Sonaural Festival – An Appreciation
Sonaural Festival is back for its second edition at WORM’s UBIK space this coming Thursday (12 March 2020). WORM asked the organisers to explain their work and modus operandi.
SONAURAL is an immersive journey into the realm of audio-visual installations and performances. The set-up is not the classic front-of-stage one. Rather, the visitor will be surrounded by the installations, bringing us closer into a frameless world, where abstract universal patterns will become a physical phenomena. Sonaural .2 is created by artists such as Ana Brumat and Henrietta Müller. The festival is curated by Jacques Kayser.
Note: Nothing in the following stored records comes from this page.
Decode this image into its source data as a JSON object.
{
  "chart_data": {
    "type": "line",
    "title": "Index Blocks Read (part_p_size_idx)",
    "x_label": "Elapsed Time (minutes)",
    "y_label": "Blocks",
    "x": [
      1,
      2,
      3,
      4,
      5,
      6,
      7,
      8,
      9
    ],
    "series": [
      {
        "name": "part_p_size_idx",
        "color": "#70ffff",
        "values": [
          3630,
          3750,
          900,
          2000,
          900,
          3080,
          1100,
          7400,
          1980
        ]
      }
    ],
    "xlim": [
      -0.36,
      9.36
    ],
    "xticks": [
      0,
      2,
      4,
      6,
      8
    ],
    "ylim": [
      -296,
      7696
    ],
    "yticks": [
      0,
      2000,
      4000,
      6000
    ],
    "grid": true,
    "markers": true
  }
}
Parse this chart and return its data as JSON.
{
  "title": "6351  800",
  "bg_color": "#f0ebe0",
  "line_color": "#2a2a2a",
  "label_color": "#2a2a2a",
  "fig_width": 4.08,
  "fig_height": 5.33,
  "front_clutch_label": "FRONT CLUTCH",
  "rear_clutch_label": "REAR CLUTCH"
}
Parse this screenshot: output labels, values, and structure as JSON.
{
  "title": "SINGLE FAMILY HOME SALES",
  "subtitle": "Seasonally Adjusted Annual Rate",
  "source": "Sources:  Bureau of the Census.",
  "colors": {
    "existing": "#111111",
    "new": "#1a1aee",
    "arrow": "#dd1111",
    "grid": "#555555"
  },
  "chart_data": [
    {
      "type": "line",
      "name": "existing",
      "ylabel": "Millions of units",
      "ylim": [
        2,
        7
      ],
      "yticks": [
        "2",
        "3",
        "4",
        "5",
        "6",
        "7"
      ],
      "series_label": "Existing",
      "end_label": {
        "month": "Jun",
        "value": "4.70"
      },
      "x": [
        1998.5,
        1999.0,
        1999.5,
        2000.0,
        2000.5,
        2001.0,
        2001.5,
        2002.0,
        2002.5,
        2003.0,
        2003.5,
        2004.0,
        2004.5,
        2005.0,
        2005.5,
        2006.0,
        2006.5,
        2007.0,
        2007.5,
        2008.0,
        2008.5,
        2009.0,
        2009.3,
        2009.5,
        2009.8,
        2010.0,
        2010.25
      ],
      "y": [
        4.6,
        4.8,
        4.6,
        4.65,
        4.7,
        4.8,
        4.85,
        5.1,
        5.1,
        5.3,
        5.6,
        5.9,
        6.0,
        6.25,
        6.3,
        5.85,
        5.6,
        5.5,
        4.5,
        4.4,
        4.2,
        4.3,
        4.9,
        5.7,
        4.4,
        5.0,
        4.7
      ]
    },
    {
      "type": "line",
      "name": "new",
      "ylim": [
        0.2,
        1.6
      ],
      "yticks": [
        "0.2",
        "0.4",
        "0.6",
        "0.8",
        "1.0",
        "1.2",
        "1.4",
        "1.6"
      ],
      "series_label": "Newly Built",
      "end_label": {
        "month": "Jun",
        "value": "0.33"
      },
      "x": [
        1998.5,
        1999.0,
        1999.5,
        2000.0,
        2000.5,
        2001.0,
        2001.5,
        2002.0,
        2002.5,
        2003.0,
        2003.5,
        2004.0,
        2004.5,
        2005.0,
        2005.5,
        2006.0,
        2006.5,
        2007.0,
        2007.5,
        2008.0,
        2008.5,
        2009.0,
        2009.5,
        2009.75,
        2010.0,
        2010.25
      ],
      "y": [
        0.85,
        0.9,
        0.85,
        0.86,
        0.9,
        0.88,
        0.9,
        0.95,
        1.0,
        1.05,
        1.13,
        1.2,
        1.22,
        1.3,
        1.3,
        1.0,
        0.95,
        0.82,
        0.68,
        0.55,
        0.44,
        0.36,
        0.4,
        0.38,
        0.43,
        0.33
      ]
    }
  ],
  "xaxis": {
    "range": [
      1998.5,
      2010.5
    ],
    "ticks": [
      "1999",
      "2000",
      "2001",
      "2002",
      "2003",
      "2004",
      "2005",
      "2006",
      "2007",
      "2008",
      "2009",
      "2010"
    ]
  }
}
What we can forget easily is that stepping out of the instability can help us explore sites of ourselves we have not seen before. That translations through visuals, and musical languages can make us forget about time. If you open yourself to infinite time structures, where time becomes elastic and spaces dynamic, we can gradually accept the complexity of life.
“It is part of our ‘identity creation’, to reshape and adapt to our external environment and our personal emotions. This process makes me feel alienated towards myself, many times. It can be hard to find stable ground to shape an image of myself to the world, especially about my inner self. The abstract journey of flowing emotions and thoughts makes me constantly aware of time. And every day I hope to establish an identity that fits in the society I live in now.” – Anonymous writer.
Meet Jacques Kayser – organiser
Jacques Kayser is the main organiser of Sonaural’s two editions, where his personal fascination for audio-visual experience is revealed. The first edition focused on the sculptural elements around audio-visual culture. This time the spotlight is on artistic approaches to projections. He explains why visual art blended with electronic sounds and music can be a sublime combination:
“Audio-visual experiences are honest because there is just no escape, it’s you and the spatial set-up. You have to listen to your mind and body, accepting what is happening and not fight it. These experiences can evoke extremes, both pleasant and challenging. There is just no limit to it. It is amazing where our mind and body can go to, and audio-visual art shows us many ways.”
Kayser sees the meaning of this event is one where creating a space allows people to fully immerse themselves in the artworks and performances. Both in an imaginative and sensory way and one where it’s posible to have a conversation with the artist.
Meet Henrietta Müller – interdisciplinary artist
Henrietta Müller sees Sonaural as an invitation to share time and space together, and experience the outcome of the actual questions posed by the artists. Her work is like a conversation piece, elaborating on questions and talking with the audience about possibilities of inner movements within personal understandings.
An interesting question for Henrietta and other artists like Ana Brumat is; ‘Are the artists responsible for the individuals’ inner experience?’. In one way, yes. Henrietta explains that their act does have an impact on the perspectives of the audience. The performances and installations are creating room for change ‘between’ perspectives.
For the audience it can be challenging to experience different perspectives and accept them. The creative freedom the artists have is the essence for their own creations. This also arouses challenges for the artist themselves. Henrietta explains that the only boundary for her imagination is not believing enough in herself. In this project, technology is helping her to:
“…express my urge to create awareness of the need of abstraction in our lives. Further challenging myself to learn instruments, softwares, new materials, keep interpretations open, experiment and practice more, that’s how you develop a stronger language and voice within AV culture.”
Henrietta explains that the main connective goal of working together with other artists at Sonaural, like Ana Brumat, is to talk about the value of art and to experiment with sounds and visuals. And to explore the imperceptible and translate it into a language for the rest of us. This happens between the walls of a non-conventional space, where the audience is able to walk around the installations. It is your own choice to stay close to the artist or, ‘… to just stay in the corner if that’s what the individual needs.’ says Henrietta. She says that:
“…Sonaural offers a night full of questions about our own boundaries and our capacity of letting our surroundings influence us, make us think, feel and also just have a good night.”